Monstre chef d’oeuvre. 11 000 vers, 158 poèmes, recueil écrit sur plusieurs décennies, et comme si c’était pas déjà assez inquiétant, le sujet … Il est dans la préface quand Hugo écrit : "Est ce donc la vie d’un homme? Oui, et la vie des autres hommes aussi". Mazette. On n’est pas rendus.
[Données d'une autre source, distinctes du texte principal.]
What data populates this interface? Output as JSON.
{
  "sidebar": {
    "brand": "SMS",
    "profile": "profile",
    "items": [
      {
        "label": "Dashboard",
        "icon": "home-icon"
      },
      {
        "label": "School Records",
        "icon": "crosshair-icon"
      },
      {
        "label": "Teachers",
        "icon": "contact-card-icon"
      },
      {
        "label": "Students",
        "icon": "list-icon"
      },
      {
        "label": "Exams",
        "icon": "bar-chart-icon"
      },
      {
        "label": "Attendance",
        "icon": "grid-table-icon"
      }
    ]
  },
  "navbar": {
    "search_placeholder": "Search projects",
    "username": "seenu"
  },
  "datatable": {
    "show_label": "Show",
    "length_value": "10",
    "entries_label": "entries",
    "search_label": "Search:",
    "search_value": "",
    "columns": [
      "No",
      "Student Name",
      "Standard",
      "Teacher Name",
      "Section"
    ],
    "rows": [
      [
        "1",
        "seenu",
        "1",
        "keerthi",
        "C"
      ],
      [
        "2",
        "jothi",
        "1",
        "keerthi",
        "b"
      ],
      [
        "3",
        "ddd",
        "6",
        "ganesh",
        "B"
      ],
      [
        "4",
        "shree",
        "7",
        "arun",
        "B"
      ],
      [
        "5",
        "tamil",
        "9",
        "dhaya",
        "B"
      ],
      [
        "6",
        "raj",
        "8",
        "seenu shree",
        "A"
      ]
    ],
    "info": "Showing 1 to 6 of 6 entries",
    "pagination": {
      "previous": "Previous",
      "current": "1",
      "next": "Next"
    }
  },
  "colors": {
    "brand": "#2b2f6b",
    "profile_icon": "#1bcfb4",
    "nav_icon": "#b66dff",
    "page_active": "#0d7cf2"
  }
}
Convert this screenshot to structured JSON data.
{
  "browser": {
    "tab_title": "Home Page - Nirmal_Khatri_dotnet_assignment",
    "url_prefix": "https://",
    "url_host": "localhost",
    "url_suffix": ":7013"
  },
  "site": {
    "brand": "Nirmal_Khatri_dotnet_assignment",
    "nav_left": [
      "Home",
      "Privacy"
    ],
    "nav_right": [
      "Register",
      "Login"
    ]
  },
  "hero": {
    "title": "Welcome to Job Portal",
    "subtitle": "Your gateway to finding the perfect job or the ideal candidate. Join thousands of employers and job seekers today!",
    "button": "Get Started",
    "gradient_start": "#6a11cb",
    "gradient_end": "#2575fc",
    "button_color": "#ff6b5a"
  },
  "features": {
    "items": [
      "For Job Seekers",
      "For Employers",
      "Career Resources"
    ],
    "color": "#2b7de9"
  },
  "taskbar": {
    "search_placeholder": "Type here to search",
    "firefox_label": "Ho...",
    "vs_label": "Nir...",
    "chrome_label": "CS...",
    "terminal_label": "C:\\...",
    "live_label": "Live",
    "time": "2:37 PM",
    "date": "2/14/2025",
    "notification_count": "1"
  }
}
Toute sa vie ET celles des autres

Rousseau, un siècle plus tôt avec Les Confessions, ramenait sa fraise suisse en écrivant « Je forme une entreprise qui n’eut jamais d’exemple » … « moi mieux que toi, gnia gnia » (dis donc, les hommes de lettres, on dirait des humoristes), Victor plie le game en faisant l’auto-biographie …en vers! Comment s’introduire dès lors dans ce temple de la littérature?

Il y a 4 livres dans Les Contemplations, j’ai 4 jours : dis donc c’est bien foutu l’Educ Nat, alors j’ai choisi un poème par livre.

Lundi - le livre 1 : l’Aurore

C’est à dire le temps de la joie et des rêves où comme Rimbaud, Hugo à sa manière, à son pas, embrasse l’aube d’été, c’est à dire, rencontre la nature quasi amoureusement, avec les sens, avec sensualité.  En 1856, Arthur babille encore dans sa barboteuse à Charleville. Victor le poète embrasse d’ailleurs une autre saison, celle d’avant : le Printemps. On le sait, puisque les fleurs sont de sortie.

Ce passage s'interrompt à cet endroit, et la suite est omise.